Sabalenka und Osaka hatten am Montagabend in Paris das erste Frauen-Match am Abend seit 2023 bestritten. Nach der Einführung der Primetime-Begegnung vor fünf Jahren war es das erst fünfte Duell zwischen zwei Tennisspielerinnen zur besten Sendezeit. In den vergangenen beiden Jahren hatten die Organisatoren bei ihren Ansetzungen gänzlich auf Begegnungen zwischen Frauen in der Nightsession verzichtet.
"Ich fühle mich sehr geehrt, dass das Abendspiel mein Match gegen Naomi war", sagte Sabalenka, die nach dem Erfolg zu den Klängen von Michael Jacksons "Thriller" dessen legendären Moonwalk auf dem Sand gezeigt hatte: "Es hat wirklich Spaß gemacht zu spielen. Es waren viele Emotionen." Auch sie fühle sich "geehrt, dass die Turnierleitung uns für diesen Spieltermin ausgewählt hat", sagte Gegnerin Osaka, "und ich hoffe, dass sie das auch in Zukunft tun wird."
Match-Center: Aryna Sabalenka vs. Naomi Osaka
"Verrückte Atmosphäre"
Die geringe Anzahl von Frauen-Matches in der Nightsession von Paris sorgt immer wieder für Gesprächsstoff. Dabei geht es vor allem um die mögliche Länge der Begegnung. Während bei den Frauen nur zwei Gewinnsätze nötig sind, spielen die Männer im Best-of-five-Modus, brauchen drei gewonnene Durchgänge für den Sieg. "Die Veranstalter haben Schiss, dass ein Frauen-Match nach einer Stunde rum ist", hatte Eurosport-Experte Boris Becker im Rahmen des Turniers gesagt.

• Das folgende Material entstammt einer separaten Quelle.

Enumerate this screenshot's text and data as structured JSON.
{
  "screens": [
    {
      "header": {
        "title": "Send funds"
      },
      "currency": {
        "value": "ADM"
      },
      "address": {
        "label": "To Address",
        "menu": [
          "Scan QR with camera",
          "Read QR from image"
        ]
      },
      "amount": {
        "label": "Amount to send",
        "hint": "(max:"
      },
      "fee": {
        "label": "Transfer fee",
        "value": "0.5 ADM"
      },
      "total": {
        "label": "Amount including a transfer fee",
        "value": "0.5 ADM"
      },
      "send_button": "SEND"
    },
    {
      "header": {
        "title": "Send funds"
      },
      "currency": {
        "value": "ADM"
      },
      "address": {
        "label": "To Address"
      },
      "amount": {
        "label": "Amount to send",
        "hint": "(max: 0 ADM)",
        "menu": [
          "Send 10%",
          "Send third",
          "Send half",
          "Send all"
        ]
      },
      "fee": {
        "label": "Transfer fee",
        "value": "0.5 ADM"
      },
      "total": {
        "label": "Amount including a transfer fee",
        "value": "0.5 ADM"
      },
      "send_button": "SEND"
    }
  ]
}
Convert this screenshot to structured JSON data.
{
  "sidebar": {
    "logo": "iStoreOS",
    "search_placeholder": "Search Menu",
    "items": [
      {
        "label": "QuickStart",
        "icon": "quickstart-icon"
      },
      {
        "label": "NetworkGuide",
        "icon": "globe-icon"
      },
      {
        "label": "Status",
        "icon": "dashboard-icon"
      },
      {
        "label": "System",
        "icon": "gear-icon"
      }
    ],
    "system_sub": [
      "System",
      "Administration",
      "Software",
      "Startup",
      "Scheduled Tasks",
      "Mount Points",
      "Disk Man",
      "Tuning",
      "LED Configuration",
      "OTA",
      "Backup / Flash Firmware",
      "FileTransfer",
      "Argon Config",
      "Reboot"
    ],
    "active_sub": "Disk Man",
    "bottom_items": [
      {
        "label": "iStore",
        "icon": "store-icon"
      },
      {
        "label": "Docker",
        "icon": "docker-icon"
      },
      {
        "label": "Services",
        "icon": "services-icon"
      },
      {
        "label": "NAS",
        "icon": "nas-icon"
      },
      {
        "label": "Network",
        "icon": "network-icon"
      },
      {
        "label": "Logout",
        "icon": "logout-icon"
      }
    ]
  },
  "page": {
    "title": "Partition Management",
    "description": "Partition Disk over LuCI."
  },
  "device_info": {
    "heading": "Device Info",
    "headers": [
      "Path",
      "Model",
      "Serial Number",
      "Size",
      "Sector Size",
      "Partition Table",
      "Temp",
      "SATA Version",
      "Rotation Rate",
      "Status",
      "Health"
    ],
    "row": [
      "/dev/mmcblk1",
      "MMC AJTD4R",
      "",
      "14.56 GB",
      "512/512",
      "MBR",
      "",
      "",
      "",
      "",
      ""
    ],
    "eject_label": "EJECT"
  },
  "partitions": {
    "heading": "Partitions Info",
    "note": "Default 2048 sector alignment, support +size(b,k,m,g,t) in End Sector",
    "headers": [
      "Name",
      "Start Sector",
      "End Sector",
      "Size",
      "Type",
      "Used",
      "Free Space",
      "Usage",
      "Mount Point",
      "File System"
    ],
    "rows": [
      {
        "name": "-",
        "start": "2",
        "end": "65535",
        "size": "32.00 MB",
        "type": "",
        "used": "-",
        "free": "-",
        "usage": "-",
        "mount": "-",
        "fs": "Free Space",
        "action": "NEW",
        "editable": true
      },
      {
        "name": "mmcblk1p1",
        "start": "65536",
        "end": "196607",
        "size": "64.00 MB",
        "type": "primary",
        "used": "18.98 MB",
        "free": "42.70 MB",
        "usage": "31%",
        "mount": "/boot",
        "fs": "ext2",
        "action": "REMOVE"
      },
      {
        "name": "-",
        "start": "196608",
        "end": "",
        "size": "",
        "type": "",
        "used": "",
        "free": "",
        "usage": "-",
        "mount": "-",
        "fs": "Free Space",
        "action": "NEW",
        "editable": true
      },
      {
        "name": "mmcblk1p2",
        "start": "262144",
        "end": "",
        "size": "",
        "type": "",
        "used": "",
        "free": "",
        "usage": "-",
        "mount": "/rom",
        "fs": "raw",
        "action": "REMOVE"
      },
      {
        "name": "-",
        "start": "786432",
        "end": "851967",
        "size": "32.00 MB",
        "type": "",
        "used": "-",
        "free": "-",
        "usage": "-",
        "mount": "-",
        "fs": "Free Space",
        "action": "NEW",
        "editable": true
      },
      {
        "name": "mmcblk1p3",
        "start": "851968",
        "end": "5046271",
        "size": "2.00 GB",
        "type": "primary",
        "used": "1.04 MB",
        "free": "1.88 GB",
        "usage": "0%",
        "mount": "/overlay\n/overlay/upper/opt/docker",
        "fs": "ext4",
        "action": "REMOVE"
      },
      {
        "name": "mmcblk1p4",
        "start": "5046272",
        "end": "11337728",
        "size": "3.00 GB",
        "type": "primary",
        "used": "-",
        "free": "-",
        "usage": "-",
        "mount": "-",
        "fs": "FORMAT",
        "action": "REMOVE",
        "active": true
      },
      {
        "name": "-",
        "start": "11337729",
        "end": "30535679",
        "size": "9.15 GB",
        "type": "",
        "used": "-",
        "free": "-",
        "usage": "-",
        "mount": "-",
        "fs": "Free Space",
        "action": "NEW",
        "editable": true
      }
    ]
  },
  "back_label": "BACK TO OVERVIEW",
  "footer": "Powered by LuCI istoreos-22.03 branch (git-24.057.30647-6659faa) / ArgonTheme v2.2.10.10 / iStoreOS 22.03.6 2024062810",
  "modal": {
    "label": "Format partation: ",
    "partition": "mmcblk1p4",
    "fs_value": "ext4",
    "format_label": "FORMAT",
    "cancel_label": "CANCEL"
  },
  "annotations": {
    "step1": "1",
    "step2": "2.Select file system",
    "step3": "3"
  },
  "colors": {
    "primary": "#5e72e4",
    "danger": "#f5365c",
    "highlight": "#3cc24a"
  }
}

Nach ihrem Sieg in 87 Minuten Spielzeit hofft Sabalenka nun auf weitere Auftritte zur prominenten Uhrzeit. Sie sei "nicht sauer", dass die Frauen so lange auf ein weiteres Match in den Abendstunden warten mussten. "Natürlich" würde sie aber gerne öfter in der Nightsession antreten, "weil ich eine wirklich verrückte Atmosphäre erlebt habe."